2006年大統領選挙
出典: Suzutayu's「べネズエラの政治」
2006年12月3日に、大統領選挙が実施された。95%開票時点でウゴ・チャベス大統領が63%の票を得た。次位のマヌエル・ロサレス候補はこの時点で37%。大差でチャベスの再選が確定した。
選挙ボイコットで全議席が与党のものになった2005年の翌年である。連敗続きの野党陣営は、暗い見通しのまま準備を進めざるをえなかった。準備は候補の選定から混迷した。2003年、2004年には、ミランダ州知事エンリケ・メンドサが最有力視されていたのだが、彼は2004年地方選挙で州知事に落選した。チャベスの部下に勝てないようでは、親玉に勝てるわけもない。長らく立候補表明をためらっていたメンドサは、結局そのままあきらめた
スマテは野党候補の一本化のために予備選挙を実施すると宣言した。皆乗り気だったはずなのだが、結局実施されなかった。8月に話し合いで決められたのは、スリア州知事マヌエル・ロサレスだった。
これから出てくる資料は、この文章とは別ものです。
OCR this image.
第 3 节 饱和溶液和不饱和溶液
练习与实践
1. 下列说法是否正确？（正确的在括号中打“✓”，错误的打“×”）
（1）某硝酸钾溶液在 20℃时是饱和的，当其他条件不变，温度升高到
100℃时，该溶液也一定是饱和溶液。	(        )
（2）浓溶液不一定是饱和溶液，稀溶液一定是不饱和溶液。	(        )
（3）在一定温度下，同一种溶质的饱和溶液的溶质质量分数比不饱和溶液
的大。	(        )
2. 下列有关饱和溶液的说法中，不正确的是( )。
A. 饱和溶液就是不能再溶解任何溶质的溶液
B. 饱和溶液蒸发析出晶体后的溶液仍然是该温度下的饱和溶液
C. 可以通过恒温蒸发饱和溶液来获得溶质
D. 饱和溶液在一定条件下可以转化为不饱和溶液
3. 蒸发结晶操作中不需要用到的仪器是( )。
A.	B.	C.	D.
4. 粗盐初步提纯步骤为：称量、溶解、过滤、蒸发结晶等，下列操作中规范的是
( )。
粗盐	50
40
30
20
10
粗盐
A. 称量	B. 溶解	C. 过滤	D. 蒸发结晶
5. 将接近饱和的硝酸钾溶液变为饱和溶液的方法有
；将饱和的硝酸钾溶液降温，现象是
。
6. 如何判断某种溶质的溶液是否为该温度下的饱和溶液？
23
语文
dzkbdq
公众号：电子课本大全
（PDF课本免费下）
ロサレスは個人政党「新しい時」を基盤としており、スリア州以外に組織を持たない。投票日まで4か月を切ってはじめて候補が決まり、やっとキャンペーンを始めた。8月段階でのロサレスの世論調査での支持は10パーセントとも20パーセントともいう。野党支持層をすばやくまとめあげ、さらにチャベス支持を切り崩さなければ当選できない。結局、チャベス再選が固いとするのが大方の観測であった。
注視すべきは二点。ロサレスは石油の富を国民に分ける政策を提唱した。実質的に、チャベス政権がしてきたことと変わりない。公約をみるかぎり、左の候補と左の候補の選択である。反チャベス派の選挙民は、チャベスの政策に反対しているはずだが、これでいいのだろうか。政治家が時流に乗りすぎるため、選挙が政策を選ぶ場として機能しないというのは、ずっと続いているベネズエラ政治の欠陥である。
もう一つは、野党が選挙結果を認めるかである。2004年の国民投票のときのように、野党が選挙結果を否定する可能性があった。中間発表の直後、ロサレス候補は自らの落選を認めたが、実際にはもっと僅差だったと主張した。翌日には将来を語り始め、さばさばしたものだ。
チャベス政権は、公約に従って、3選禁止を定めた憲法を変える討議にとりかかった。